M. le président. Je ne suis saisi d’aucune demande d’explication de vote.

Je mets donc aux voix l’ensemble du projet de loi, compte tenu du texte de la commission mixte paritaire, modifié par l’amendement n° 1 qui vient d’être adopté par l’Assemblée.

(L’ensemble du projet de loi est adopté.)

M. le président. Je constate que le vote est acquis à l’unanimité et je vous en remercie. (Applaudissements.)

La parole est à M. le président de la commission des lois constitutionnelles, de la législation et de l’administration générale de la République.

M. Jean-Jacques Urvoas, président de la commission des lois constitutionnelles, de la législation et de l’administration générale de la République. Monsieur le président, madame la garde des sceaux, chers collègues, je voudrais dire quelques mots de remerciement, exprimer un regret, souligner une espérance et faire une ultime remarque.

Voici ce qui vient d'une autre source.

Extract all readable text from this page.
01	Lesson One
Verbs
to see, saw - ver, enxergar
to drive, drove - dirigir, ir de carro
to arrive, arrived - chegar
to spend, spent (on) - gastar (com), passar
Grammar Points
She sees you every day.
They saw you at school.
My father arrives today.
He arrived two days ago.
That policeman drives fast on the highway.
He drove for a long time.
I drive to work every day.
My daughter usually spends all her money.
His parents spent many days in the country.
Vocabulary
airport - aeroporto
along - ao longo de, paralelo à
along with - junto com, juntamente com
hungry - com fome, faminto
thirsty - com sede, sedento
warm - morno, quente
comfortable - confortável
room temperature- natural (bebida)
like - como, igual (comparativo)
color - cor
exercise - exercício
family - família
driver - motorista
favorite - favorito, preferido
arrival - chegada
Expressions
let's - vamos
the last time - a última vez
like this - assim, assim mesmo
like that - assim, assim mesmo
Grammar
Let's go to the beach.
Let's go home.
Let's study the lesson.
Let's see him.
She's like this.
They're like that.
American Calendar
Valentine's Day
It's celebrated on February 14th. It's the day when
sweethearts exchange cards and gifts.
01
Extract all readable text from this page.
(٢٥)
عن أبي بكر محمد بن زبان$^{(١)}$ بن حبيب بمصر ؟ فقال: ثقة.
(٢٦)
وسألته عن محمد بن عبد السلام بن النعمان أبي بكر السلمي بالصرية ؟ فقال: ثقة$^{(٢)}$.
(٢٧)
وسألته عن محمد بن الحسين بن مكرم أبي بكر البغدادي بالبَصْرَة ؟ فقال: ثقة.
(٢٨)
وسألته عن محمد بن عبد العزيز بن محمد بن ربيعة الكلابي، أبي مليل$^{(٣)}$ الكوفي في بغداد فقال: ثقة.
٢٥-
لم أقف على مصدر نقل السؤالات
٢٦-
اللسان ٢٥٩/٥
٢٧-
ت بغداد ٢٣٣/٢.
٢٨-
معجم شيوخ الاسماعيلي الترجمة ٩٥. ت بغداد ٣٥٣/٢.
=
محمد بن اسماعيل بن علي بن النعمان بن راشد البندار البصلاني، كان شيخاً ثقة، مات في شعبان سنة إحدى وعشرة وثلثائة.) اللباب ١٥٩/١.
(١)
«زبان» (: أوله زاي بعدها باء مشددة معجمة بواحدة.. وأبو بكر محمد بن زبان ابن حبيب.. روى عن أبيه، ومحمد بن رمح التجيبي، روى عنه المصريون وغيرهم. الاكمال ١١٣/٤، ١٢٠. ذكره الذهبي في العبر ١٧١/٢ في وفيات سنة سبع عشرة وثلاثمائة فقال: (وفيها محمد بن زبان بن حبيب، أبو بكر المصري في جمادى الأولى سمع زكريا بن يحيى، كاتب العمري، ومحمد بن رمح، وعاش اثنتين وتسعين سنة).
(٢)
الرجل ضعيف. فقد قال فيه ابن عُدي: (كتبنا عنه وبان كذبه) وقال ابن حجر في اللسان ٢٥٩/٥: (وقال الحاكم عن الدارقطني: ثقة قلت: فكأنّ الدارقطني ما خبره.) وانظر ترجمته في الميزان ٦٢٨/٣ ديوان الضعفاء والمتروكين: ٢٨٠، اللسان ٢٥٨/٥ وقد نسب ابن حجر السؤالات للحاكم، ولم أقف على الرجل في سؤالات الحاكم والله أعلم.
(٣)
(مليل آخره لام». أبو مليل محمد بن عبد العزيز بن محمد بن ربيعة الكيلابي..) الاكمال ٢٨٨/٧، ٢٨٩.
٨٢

Mes remerciements s’adressent d’abord à notre rapporteure, Pascale Crozon, qui a fait un travail absolument remarquable dans des conditions difficiles. Le résultat est exemplaire. (Applaudissements.)

J’associe à ces remerciements Ségolène Neuville, rapporteure pour la délégation aux droits des femmes, et Barbara Romagnan, rapporteure pour avis (Applaudissements sur les bancs du groupe SRC), qui ont appris en même temps deux métiers, celui de député de la majorité et celui de rapporteure d’un texte. Toutes deux ont relevé ce défi avec beaucoup d’élégance et de travail. Je tenais à saluer ce qui n’était pas simple à réaliser, compte tenu du délai dans lequel elles ont travaillé.

Je remercie également mes collègues de la majorité, et ceux de tous les groupes qui ont été présents, pour leur solidarité et leur contribution à nos travaux. D’aucuns auraient aimé que notre texte soit parfois plus précis, mais on sait qu’il n’y a pas d’écriture parfaite. Aussi, nous nous satisfaisons du compromis auquel nous sommes arrivés.

Je salue nos collègues du groupe UMP et du groupe UDI qui, dans cette affaire, n’ont pas été l’opposition mais une minorité compréhensive et exigeante. Je les remercie du travail qu’ils ont fourni pour contribuer à l’effort général.

Je remercie, bien sûr, les ministres. Mme la ministre des droits des femmes est partie à l’Élysée où elle devait assister à une réunion. Ceux qui la connaissaient n’ont pas été surpris de sa détermination et de sa rigueur. Ceux qui l’ont découverte l’ont appris. En tout cas, il me semble que chacun sait ici que ce ministère sera de ceux qui marqueront la législature par les progrès qu’il permettra.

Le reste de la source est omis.